UK GDP revision implies even bigger productivity plunge
Revised GDP figures show that the 2008-09 recession was significantly deeper than previously thought, implying an even bigger “productivity puzzle” – the apparent mismatch between severe output weakness and a relatively modest loss of employment.
GDP is now estimated to have fallen by 7.1% between the first quarter of 2008 and the second quarter of 2009 versus a previous 6.4% decline between the same starting quarter but a later trough in the third quarter of 2009. The subsequent recovery has been marginally stronger than in the earlier data – 2.8% rather than 2.7% by the second quarter of 2011 – so the latest level of GDP is 0.5% lower than previously thought, relative to the pre-recession peak.
The chart compares the new and old data together with the path of GDP in the previous three recessions and recoveries. Relative to the peak, GDP in the second quarter of 2011 was 1.6% below the level at the same stage of the recovery in the early 1980s, which followed the second worst recession in the post-war period, involving a 5.9% GDP decline.
The “productivity puzzle” can be illustrated by a comparison with the 1990-91 recession, when GDP and employment (labour force survey measure) fell by 2.5% and 6.3% respectively from peak to trough. While the reported decline in GDP in 2008-09 was nearly three times that in the early 1990s, the employment loss was much smaller, at 2.5%.
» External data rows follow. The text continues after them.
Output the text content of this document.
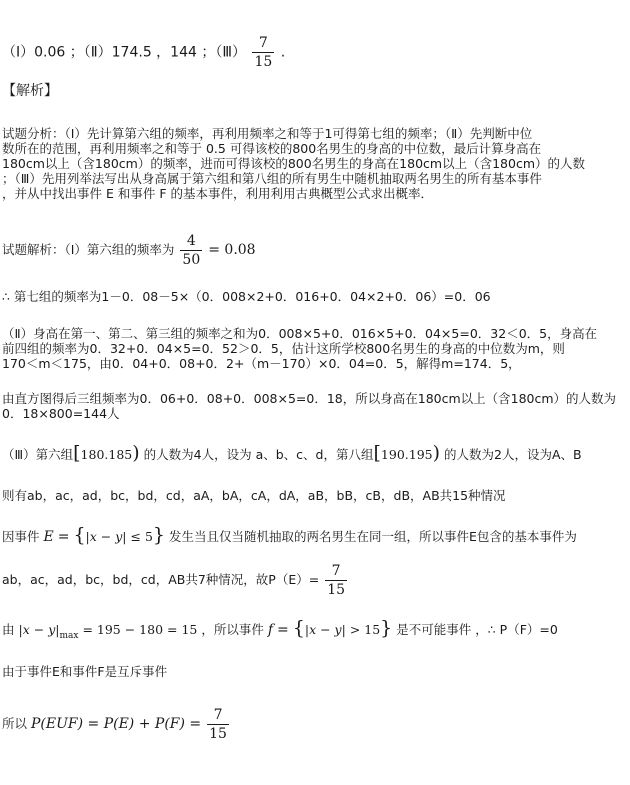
（Ⅰ）0.06 ；（Ⅱ）174.5 ，144 ；（Ⅲ） $\frac{7}{15}$ .
【解析】
试题分析：（Ⅰ）先计算第六组的频率，再利用频率之和等于1可得第七组的频率；（Ⅱ）先判断中位
数所在的范围，再利用频率之和等于 0.5 可得该校的800名男生的身高的中位数，最后计算身高在
180cm以上（含180cm）的频率，进而可得该校的800名男生的身高在180cm以上（含180cm）的人数
；（Ⅲ）先用列举法写出从身高属于第六组和第八组的所有男生中随机抽取两名男生的所有基本事件
，并从中找出事件 E 和事件 F 的基本事件，利用利用古典概型公式求出概率．
试题解析：（Ⅰ）第六组的频率为 $\frac{4}{50} = 0.08$
∴ 第七组的频率为1－0．08－5×（0．008×2+0．016+0．04×2+0．06）=0．06
（Ⅱ）身高在第一、第二、第三组的频率之和为0．008×5+0．016×5+0．04×5=0．32＜0．5，身高在
前四组的频率为0．32+0．04×5=0．52＞0．5，估计这所学校800名男生的身高的中位数为m，则
170＜m＜175，由0．04+0．08+0．2+（m－170）×0．04=0．5，解得m=174．5，
由直方图得后三组频率为0．06+0．08+0．008×5=0．18，所以身高在180cm以上（含180cm）的人数为
0．18×800=144人
（Ⅲ）第六组[180.185) 的人数为4人，设为 a、b、c、d，第八组[190.195) 的人数为2人，设为A、B
则有ab，ac，ad，bc，bd，cd，aA，bA，cA，dA，aB，bB，cB，dB，AB共15种情况
因事件 E = {|x − y| ≤ 5} 发生当且仅当随机抽取的两名男生在同一组，所以事件E包含的基本事件为
ab，ac，ad，bc，bd，cd，AB共7种情况，故$P(E)= \frac{7}{15}$
由 $|x - y|_{max} = 195 - 180 = 15$ ，所以事件 f = {|x − y| > 15} 是不可能事件 ，∴ P（F）=0
由于事件E和事件F是互斥事件
所以 $P(EUF) = P(E) + P(F) = \frac{7}{15}$
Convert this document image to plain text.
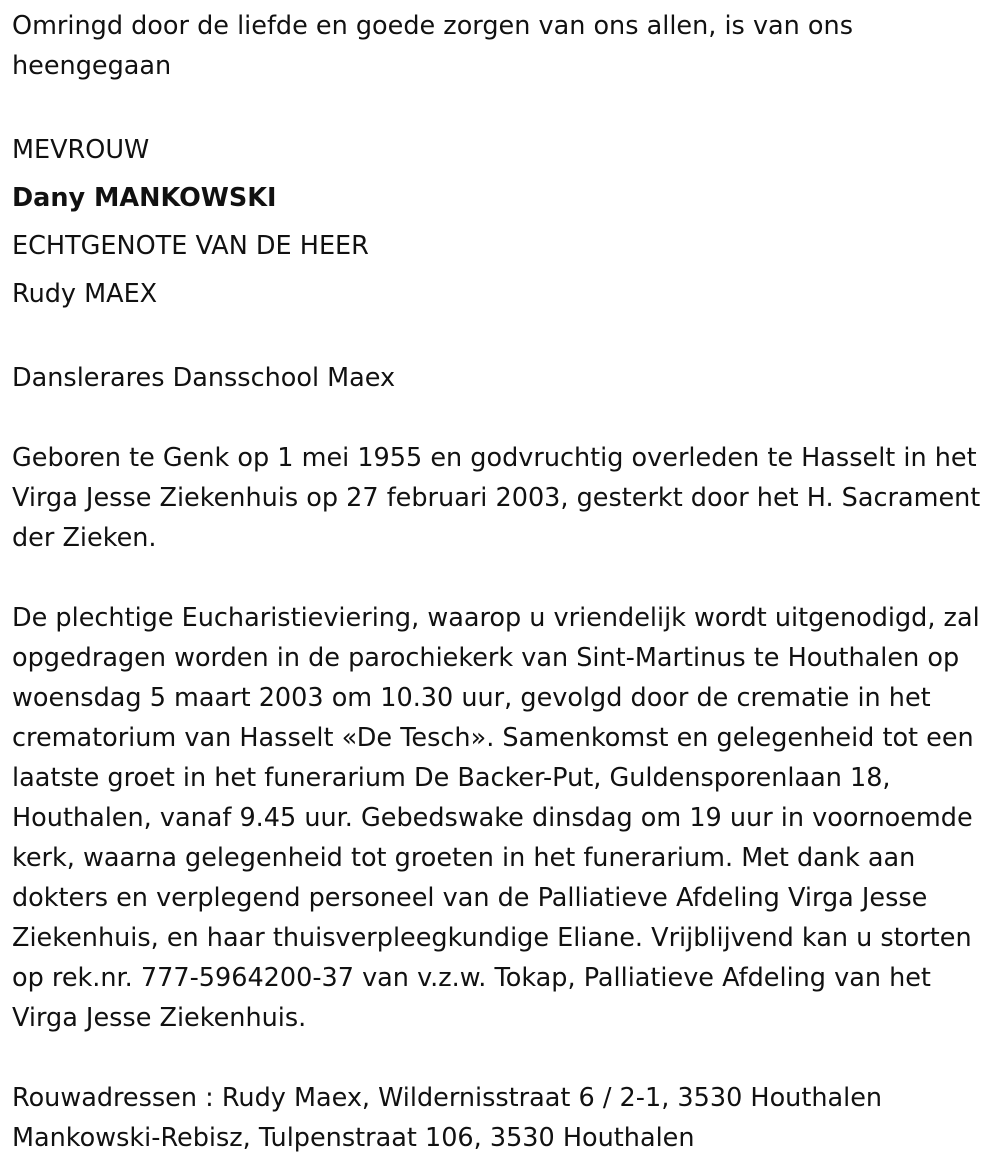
Omringd door de liefde en goede zorgen van ons allen, is van ons heengegaan

MEVROUW
Dany MANKOWSKI
ECHTGENOTE VAN DE HEER
Rudy MAEX

Danslerares Dansschool Maex

Geboren te Genk op 1 mei 1955 en godvruchtig overleden te Hasselt in het Virga Jesse Ziekenhuis op 27 februari 2003, gesterkt door het H. Sacrament der Zieken.

De plechtige Eucharistieviering, waarop u vriendelijk wordt uitgenodigd, zal opgedragen worden in de parochiekerk van Sint-Martinus te Houthalen op woensdag 5 maart 2003 om 10.30 uur, gevolgd door de crematie in het crematorium van Hasselt «De Tesch». Samenkomst en gelegenheid tot een laatste groet in het funerarium De Backer-Put, Guldensporenlaan 18, Houthalen, vanaf 9.45 uur. Gebedswake dinsdag om 19 uur in voornoemde kerk, waarna gelegenheid tot groeten in het funerarium. Met dank aan dokters en verplegend personeel van de Palliatieve Afdeling Virga Jesse Ziekenhuis, en haar thuisverpleegkundige Eliane. Vrijblijvend kan u storten op rek.nr. 777-5964200-37 van v.z.w. Tokap, Palliatieve Afdeling van het Virga Jesse Ziekenhuis.

Rouwadressen : Rudy Maex, Wildernisstraat 6 / 2-1, 3530 Houthalen
Mankowski-Rebisz, Tulpenstraat 106, 3530 Houthalen
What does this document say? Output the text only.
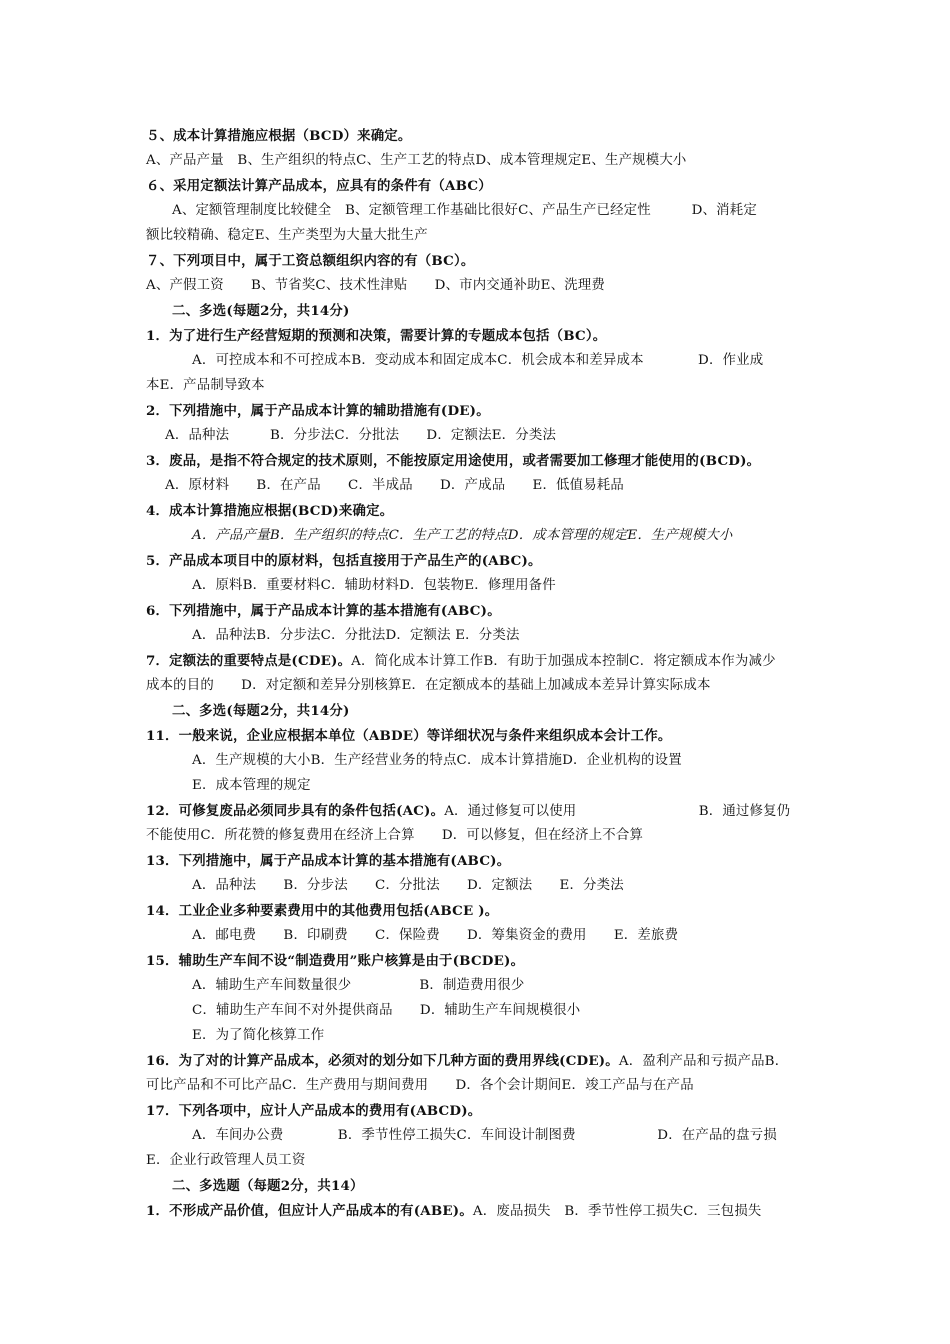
５、成本计算措施应根据（BCD）来确定。
A、产品产量　B、生产组织的特点C、生产工艺的特点D、成本管理规定E、生产规模大小
６、采用定额法计算产品成本，应具有的条件有（ABC）
A、定额管理制度比较健全　B、定额管理工作基础比很好C、产品生产已经定性　　　D、消耗定
额比较精确、稳定E、生产类型为大量大批生产
７、下列项目中，属于工资总额组织内容的有（BC）。
A、产假工资　　B、节省奖C、技术性津贴　　D、市内交通补助E、洗理费
二、多选(每题2分，共14分)
1．为了进行生产经营短期的预测和决策，需要计算的专题成本包括（BC）。
A．可控成本和不可控成本B．变动成本和固定成本C．机会成本和差异成本　　　　D．作业成
本E．产品制导致本
2．下列措施中，属于产品成本计算的辅助措施有(DE)。
A．品种法　　　B．分步法C．分批法　　D．定额法E．分类法
3．废品，是指不符合规定的技术原则，不能按原定用途使用，或者需要加工修理才能使用的(BCD)。
A．原材料　　B．在产品　　C．半成品　　D．产成品　　E．低值易耗品
4．成本计算措施应根据(BCD)来确定。
A．产品产量B．生产组织的特点C．生产工艺的特点D．成本管理的规定E．生产规模大小
5．产品成本项目中的原材料，包括直接用于产品生产的(ABC)。
A．原料B．重要材料C．辅助材料D．包装物E．修理用备件
6．下列措施中，属于产品成本计算的基本措施有(ABC)。
A．品种法B．分步法C．分批法D．定额法 E．分类法
7．定额法的重要特点是(CDE)。A．简化成本计算工作B．有助于加强成本控制C．将定额成本作为减少
成本的目的　　D．对定额和差异分别核算E．在定额成本的基础上加减成本差异计算实际成本
二、多选(每题2分，共14分)
11．一般来说，企业应根据本单位（ABDE）等详细状况与条件来组织成本会计工作。
A．生产规模的大小B．生产经营业务的特点C．成本计算措施D．企业机构的设置
E．成本管理的规定
12．可修复废品必须同步具有的条件包括(AC)。A．通过修复可以使用　　　　　　　　　B．通过修复仍
不能使用C．所花赞的修复费用在经济上合算　　D．可以修复，但在经济上不合算
13．下列措施中，属于产品成本计算的基本措施有(ABC)。
A．品种法　　B．分步法　　C．分批法　　D．定额法　　E．分类法
14．工业企业多种要素费用中的其他费用包括(ABCE )。
A．邮电费　　B．印刷费　　C．保险费　　D．筹集资金的费用　　E．差旅费
15．辅助生产车间不设“制造费用”账户核算是由于(BCDE)。
A．辅助生产车间数量很少　　　　　B．制造费用很少
C．辅助生产车间不对外提供商品　　D．辅助生产车间规模很小
E．为了简化核算工作
16．为了对的计算产品成本，必须对的划分如下几种方面的费用界线(CDE)。A．盈利产品和亏损产品B．
可比产品和不可比产品C．生产费用与期间费用　　D．各个会计期间E．竣工产品与在产品
17．下列各项中，应计人产品成本的费用有(ABCD)。
A．车间办公费　　　　B．季节性停工损失C．车间设计制图费　　　　　　D．在产品的盘亏损
E．企业行政管理人员工资
二、多选题（每题2分，共14）
1．不形成产品价值，但应计人产品成本的有(ABE)。A．废品损失　B．季节性停工损失C．三包损失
A case can be made for excluding oil and gas production when making cross-recession comparisons – rising North Sea output moderated the fall in GDP in the early 1980s. On the revised figures, gross value added excluding oil and gas started to decline one quarter earlier than overall GDP, though bottomed in the same quarter (i.e. the peak occurred in the fourth quarter of 2007, as Northern Rock was imploding). The peak-to-trough drop was 7.1% versus 6.3% over 1979-81. Relative to the peak, non-oil output in the second quarter of 2011 was 0.8% below the level at the same point of the early 1980s recovery. Employment, however, fell by 6.5% over 1979-83.
Some apparent “good news” in today’s figures is an upward revision to average GDP growth in the decade preceding the recession, from 2.8% annualised to 3.1%. This, however, seems mainly to reflect a decision to switch from retail prices to consumer prices in deflating nominal consumer spending. It is debatable whether this represents a methodological improvement, particularly as it has not been possible to implement the change for earlier decades when the CPI was unavailable, thereby distorting long-term GDP growth comparisons.